SoS as a script organizer and executor

Script of Scripts (SoS) is both an interactive notebook as well as bioinformatics workflow system that we use at the lab for our daily computational research.

Please follow this document to install SoS with JupyterLab and Docker.

How to use this tutorial

This tutorial demonstrates how SoS can be used to put together many otherwise scattered script, and provide a unified command interface to running them. This document should be self-explanary. The document source code, sos_meta_script.ipynb can be found here (accessible only to lab members), in case you are interested in running these codes in addition to reviewing them below.

Parameter setting

[global]
# parameter 1
parameter: n = 1.0
# parameter 2
parameter: beta = [1.0,2.0,3.0]

Some Bash code

# Print the value of n with bash
[print_n]
bash: expand = '${ }'
    echo ${n}

Some other Bash code

# Print the value of beta with bash
[print_beta]
bash: expand = '${ }'
    echo ${beta}

Some Python code

# Print log(beta) with Python
[log_beta]
python: expand = '${ }'
    import numpy as np
    print(np.log(${beta}))

Some R code

# Print exp(n) with R
[exp_n]
R: expand = '${ }'
    print(exp(${n}))

The SoS meta-script command interface

sos run sos_meta_script.ipynb -h

usage: sos run sos_meta_script.ipynb
               [workflow_name | -t targets] [options] [workflow_options]
  workflow_name:        Single or combined workflows defined in this script
  targets:              One or more targets to generate
  options:              Single-hyphen sos parameters (see "sos run -h" for details)
  workflow_options:     Double-hyphen workflow-specific parameters

Workflows:
  print_n
  print_beta
  log_beta
  exp_n

Global Workflow Options:
  --n 1.0 (as float)
                        parameter 1
  --beta 1.0 2.0 3.0 (as list)
                        parameter 2

Sections
  print_n:              Print the value of n with bash
  print_beta:           Print the value of beta with bash
  log_beta:             Print log(beta) with Python
  exp_n:                Print exp(n) with R

Run the script

sos run sos_meta_script.ipynb print_n

INFO: Running print_n: Print the value of n with bash
1.0
INFO: print_n is completed.
INFO: Workflow print_n (ID=w4bcbb8958466f710) is executed successfully with 1 completed step.
sos run sos_meta_script.ipynb print_n --n 666

INFO: Running print_n: Print the value of n with bash
666.0
INFO: print_n is completed.
INFO: Workflow print_n (ID=we094e7d433abb2ad) is executed successfully with 1 completed step.
sos run sos_meta_script.ipynb print_beta

INFO: Running print_beta: Print the value of beta with bash
[1.0, 2.0, 3.0]
INFO: print_beta is completed.
INFO: Workflow print_beta (ID=w78fa93e094c77376) is executed successfully with 1 completed step.
sos run sos_meta_script.ipynb print_beta --beta 666

INFO: Running print_beta: Print the value of beta with bash
[666.0]
INFO: print_beta is completed.
INFO: Workflow print_beta (ID=w573651170106b134) is executed successfully with 1 completed step.
sos run sos_meta_script.ipynb log_beta

INFO: Running log_beta: Print log(beta) with Python
[0.         0.69314718 1.09861229]
INFO: log_beta is completed.
INFO: Workflow log_beta (ID=w077f5b194f70ad1b) is executed successfully with 1 completed step.
sos run sos_meta_script.ipynb log_beta --beta 2.7183

INFO: Running log_beta: Print log(beta) with Python
[1.00000668]
INFO: log_beta is completed.
INFO: Workflow log_beta (ID=wcba2081d2ed3ef96) is executed successfully with 1 completed step.
sos run sos_meta_script.ipynb exp_n

INFO: Running exp_n: Print exp(n) with R
[1] 2.718282
INFO: exp_n is completed.
INFO: Workflow exp_n (ID=w68dec66676a24f9f) is executed successfully with 1 completed step.

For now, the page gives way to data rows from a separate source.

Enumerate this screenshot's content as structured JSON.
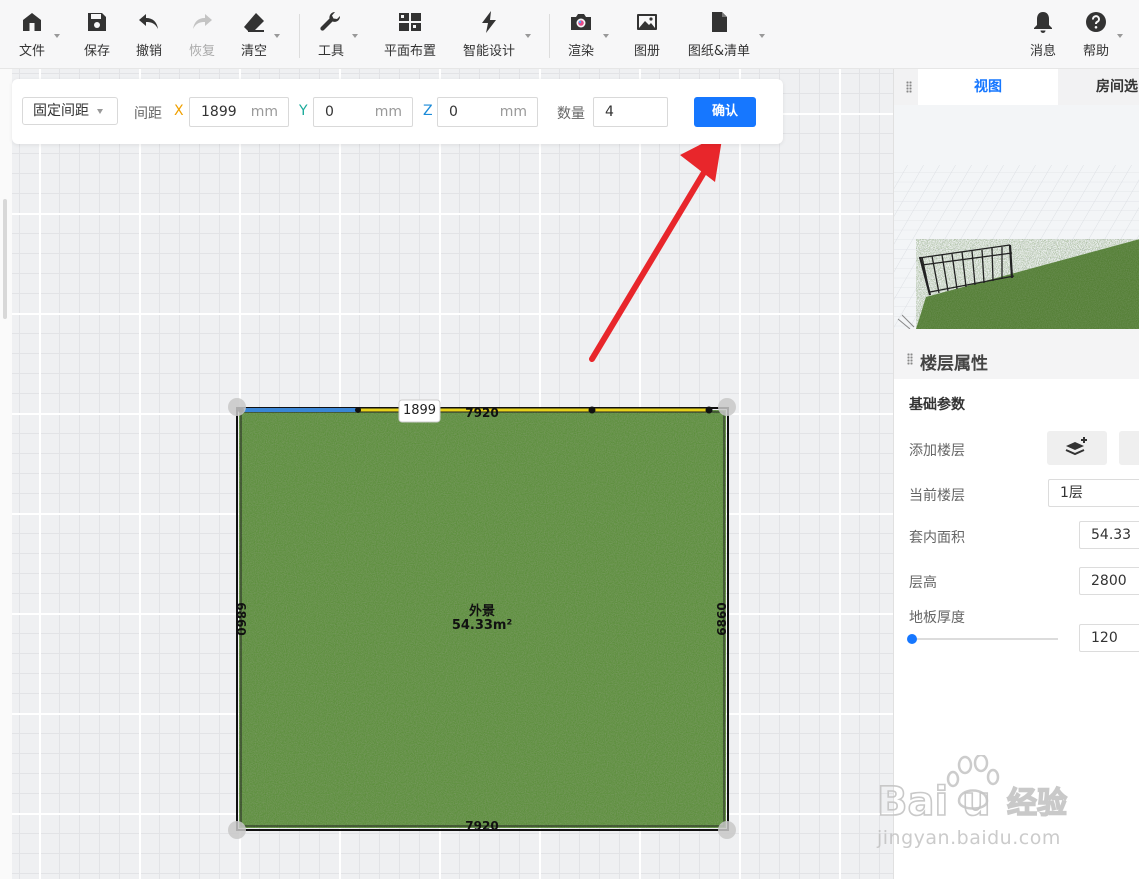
{
  "toolbar": {
    "file": "文件",
    "save": "保存",
    "undo": "撤销",
    "redo": "恢复",
    "clear": "清空",
    "tools": "工具",
    "floorplan": "平面布置",
    "smart_design": "智能设计",
    "render": "渲染",
    "album": "图册",
    "drawings": "图纸&清单",
    "messages": "消息",
    "help": "帮助"
  },
  "array_panel": {
    "mode": "固定间距",
    "spacing_label": "间距",
    "x_axis": "X",
    "x_value": "1899",
    "y_axis": "Y",
    "y_value": "0",
    "z_axis": "Z",
    "z_value": "0",
    "unit": "mm",
    "count_label": "数量",
    "count_value": "4",
    "confirm": "确认"
  },
  "plan": {
    "room_name": "外景",
    "room_area": "54.33m²",
    "top_dimension": "7920",
    "bottom_dimension": "7920",
    "left_dimension": "6860",
    "right_dimension": "6860",
    "selected_length": "1899"
  },
  "right_panel": {
    "tab_view": "视图",
    "tab_room": "房间选",
    "floor_section_title": "楼层属性",
    "basic_params": "基础参数",
    "add_floor_label": "添加楼层",
    "current_floor_label": "当前楼层",
    "current_floor_value": "1层",
    "inner_area_label": "套内面积",
    "inner_area_value": "54.33",
    "floor_height_label": "层高",
    "floor_height_value": "2800",
    "slab_thickness_label": "地板厚度",
    "slab_thickness_value": "120",
    "slab_thickness_slider_fraction": 0.0
  },
  "watermark": {
    "brand": "Baidu经验",
    "url": "jingyan.baidu.com"
  },
  "colors": {
    "accent": "#1677ff",
    "arrow": "#e8262b",
    "x_axis": "#f0a000",
    "y_axis": "#1aaa9a",
    "z_axis": "#1a8ad8",
    "grass": "#5a8c3a"
  }
}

Use SoS on High Performance Computing (HPC) cluster

Please check out this notebook for an example using SoS to submit jobs on our HPC cluster.

Additional SoS workflow and notebook examples

  1. Learn from these examples the very basic usage of SoS Workflow (you can find and run the first 2 at: http://sosworkflows.com):
  2. You can try to reproduce this example on your computer (source code here). In particular, note how multiple samples are processed in parallel (group_by in SoS) and how intermediate results can be visualized within the workflow notebook. Also note how docker containers are used to execute the workflow to help avoid installing all software dependencies and ensuring reproducible results.